RLS can affect children and may be difficult to diagnose in this population. RLS symptoms in children may include ”growing pains” or problems with “attention and hyperactivity disorders”.
As mentioned above, a work up of RLS requiresmeasuring blood ferritin level and a CBC, if not done prior to the visit to the sleep clinic. A careful medical and drug history is also needed to exclude confounding/exacerbating factors or associated problems.
Sleep specialists normally treat RLS with a combination of pharmacological treatments and behavioral advices.
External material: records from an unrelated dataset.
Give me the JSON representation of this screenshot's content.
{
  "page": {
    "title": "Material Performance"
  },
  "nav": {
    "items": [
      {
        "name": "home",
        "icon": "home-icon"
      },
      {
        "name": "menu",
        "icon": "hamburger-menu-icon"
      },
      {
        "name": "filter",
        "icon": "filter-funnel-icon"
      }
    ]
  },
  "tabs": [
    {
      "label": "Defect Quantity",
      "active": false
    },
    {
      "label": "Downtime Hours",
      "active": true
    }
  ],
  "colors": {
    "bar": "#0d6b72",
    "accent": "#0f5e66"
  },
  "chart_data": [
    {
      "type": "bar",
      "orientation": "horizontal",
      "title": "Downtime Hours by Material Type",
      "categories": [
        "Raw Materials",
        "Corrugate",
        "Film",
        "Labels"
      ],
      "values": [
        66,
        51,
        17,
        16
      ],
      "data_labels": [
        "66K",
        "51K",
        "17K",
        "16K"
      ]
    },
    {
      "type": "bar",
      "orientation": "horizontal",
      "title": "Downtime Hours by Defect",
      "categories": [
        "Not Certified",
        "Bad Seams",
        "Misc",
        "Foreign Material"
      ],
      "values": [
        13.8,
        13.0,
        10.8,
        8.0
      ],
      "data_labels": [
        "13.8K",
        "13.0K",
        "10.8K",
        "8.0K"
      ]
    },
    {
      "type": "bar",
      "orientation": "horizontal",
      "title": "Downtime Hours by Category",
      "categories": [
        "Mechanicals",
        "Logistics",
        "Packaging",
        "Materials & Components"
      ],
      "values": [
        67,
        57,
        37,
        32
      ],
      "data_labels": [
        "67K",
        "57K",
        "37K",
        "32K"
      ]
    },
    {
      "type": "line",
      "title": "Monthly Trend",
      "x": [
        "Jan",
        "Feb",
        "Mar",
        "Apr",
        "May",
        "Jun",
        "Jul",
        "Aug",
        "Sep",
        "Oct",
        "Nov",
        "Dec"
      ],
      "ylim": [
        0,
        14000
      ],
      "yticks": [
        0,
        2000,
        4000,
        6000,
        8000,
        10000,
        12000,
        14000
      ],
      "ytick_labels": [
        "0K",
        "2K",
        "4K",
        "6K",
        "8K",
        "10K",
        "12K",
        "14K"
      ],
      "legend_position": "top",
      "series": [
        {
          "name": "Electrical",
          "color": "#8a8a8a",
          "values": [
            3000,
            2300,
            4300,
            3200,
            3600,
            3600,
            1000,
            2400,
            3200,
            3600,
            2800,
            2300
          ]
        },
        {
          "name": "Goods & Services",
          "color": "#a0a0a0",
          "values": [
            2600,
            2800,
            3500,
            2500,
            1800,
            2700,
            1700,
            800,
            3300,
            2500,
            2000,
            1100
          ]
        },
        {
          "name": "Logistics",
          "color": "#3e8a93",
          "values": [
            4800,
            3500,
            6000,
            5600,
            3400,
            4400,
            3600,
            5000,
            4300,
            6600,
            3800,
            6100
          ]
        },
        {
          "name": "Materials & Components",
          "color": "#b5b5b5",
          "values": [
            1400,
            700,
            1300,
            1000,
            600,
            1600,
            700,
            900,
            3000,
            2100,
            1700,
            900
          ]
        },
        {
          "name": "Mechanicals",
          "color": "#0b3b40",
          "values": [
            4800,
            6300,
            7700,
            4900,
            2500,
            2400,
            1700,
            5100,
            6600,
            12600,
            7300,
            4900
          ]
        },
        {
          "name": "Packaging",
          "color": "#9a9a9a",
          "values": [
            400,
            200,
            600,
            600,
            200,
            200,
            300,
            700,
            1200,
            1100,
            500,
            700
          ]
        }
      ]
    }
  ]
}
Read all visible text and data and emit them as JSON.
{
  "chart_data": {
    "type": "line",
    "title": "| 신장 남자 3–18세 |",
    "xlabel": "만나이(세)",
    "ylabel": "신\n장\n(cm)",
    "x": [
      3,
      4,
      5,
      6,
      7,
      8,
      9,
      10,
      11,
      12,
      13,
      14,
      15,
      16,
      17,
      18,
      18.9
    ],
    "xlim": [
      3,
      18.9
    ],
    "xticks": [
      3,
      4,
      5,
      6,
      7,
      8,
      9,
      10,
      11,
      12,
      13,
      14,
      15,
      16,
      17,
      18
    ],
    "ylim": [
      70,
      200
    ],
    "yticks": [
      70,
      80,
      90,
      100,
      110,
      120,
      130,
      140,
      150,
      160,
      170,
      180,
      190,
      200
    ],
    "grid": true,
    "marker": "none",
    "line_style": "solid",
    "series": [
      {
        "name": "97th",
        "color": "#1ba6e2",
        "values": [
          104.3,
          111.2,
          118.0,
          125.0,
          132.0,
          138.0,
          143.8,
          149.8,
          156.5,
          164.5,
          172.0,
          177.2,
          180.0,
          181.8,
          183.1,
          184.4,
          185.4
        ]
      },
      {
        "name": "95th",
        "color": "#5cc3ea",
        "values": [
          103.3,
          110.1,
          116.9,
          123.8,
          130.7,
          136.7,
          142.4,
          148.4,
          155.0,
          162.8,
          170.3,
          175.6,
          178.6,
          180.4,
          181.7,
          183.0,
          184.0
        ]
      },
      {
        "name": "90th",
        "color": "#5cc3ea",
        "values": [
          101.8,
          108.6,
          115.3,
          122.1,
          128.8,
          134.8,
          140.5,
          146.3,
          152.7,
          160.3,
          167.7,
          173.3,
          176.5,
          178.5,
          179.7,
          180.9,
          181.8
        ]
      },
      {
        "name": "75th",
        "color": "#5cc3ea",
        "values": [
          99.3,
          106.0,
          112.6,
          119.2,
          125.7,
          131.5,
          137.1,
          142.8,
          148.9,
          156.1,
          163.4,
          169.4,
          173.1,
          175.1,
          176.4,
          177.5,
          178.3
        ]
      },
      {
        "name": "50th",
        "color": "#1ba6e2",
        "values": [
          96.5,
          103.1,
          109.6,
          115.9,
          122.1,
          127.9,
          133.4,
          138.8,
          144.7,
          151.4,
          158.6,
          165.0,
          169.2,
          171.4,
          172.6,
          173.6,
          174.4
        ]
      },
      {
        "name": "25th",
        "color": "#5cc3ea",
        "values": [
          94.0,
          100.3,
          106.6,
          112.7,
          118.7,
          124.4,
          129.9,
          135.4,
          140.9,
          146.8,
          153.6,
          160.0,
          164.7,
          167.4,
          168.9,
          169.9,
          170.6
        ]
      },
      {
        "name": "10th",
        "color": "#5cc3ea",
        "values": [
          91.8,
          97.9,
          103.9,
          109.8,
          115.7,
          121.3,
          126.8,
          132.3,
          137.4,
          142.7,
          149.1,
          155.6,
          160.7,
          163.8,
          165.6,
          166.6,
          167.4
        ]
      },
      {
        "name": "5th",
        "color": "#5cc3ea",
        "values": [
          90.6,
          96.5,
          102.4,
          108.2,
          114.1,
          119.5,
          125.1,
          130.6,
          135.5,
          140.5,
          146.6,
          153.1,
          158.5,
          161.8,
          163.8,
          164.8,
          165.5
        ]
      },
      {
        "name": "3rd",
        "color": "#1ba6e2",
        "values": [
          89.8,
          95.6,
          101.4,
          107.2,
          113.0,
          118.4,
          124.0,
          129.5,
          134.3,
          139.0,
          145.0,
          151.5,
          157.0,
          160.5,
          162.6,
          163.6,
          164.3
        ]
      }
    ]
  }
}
The Restless Legs Foundation provides patient education and support.
Non-drug treatment may include: Iron and vitamin supplementation (especially if anemia or iron deficiency), removing treatments that can make RLS worse (for example neuroleptic, antihistamine, antidepressants), eliminating alcohol or caffeine intake, exercise, walking, stretching, taking a hot or cold bath, massaging, acupressure, or relaxation/mind engagement techniques.
Drug treatments may include: Dopaminergic agents (L-DOPA or Dopaminergic agonists drugs also used for Parkinson’s disease), gabapentin and opiates. Other sleeping aids, anticonvulsants, and pain relievers may also be used. Treatment duration varies and could require frequent adjustment of medications to get the best response. Although dopaminergic stimulants such as ropinirole and pramipexole are the only drugs approved by the Food and Drug Administration for the treatment RLS, the other treatments are also effective. All these drugs may produce side effects and must be prescribed by a doctor.
The decision to treat RLS should not be taken lightly, especially if a Dopaminergic drug is prescribed, as chronic treatment with L-DOPA or Dopaminergic agonists can lead to a worsening of RLS called augmentation. If augmentation occurs, the usual dose of a dopaminergic agent will relieve symptoms helping to sleep at night, but eventually, the unpleasant sensations will develop earlier in the day. Augmentation of RLS symptoms may occur after an initial period of relief with dopaminergic agents, and unfortunately, increasing your dosage will probably worsen your symptoms. Once Augmentation has occurred, it is difficult to stop the drug, as it typically exacerbates the symptoms. If augmentation occurs, you and your doctor must work together to find a new drug regimen that will work for you.
PLMs are limb movements of 0.5-5 sec duration that typically occur in batches of 30 minutes or more with a periodicity of 5-90 minutes during the night. These are recorded during Nocturnal Polysomnography using anterior tibialis Electromyogram (EMG) recordings (limb electrodes).
It is important to distinguish periodic legs movements from leg movements that do occur if patients are waking up for other reasons, for example because of sleep apnea. A series of four or more PLM's with an interval between 5 and 90 sec between the onset of each limb movement is considered periodic. It is also helpful to note whether the periodic movement are leading to an arousal, and disturbing sleep. As mentioned above, a PLM index (PLMI) above 5/hour may be supportive of RLS. Although a PLMI above 5/hour is not considered a formal disease in isolation of RLS symptoms, some authors have suggested it is part of the same disease continuum (PLM disease, or “PLMD” if associated with significant sleep disruption). Indeed, several of the genes associated with RLS, notably MEIS1, BTBD9 are also associated with PLMS independently of RLS.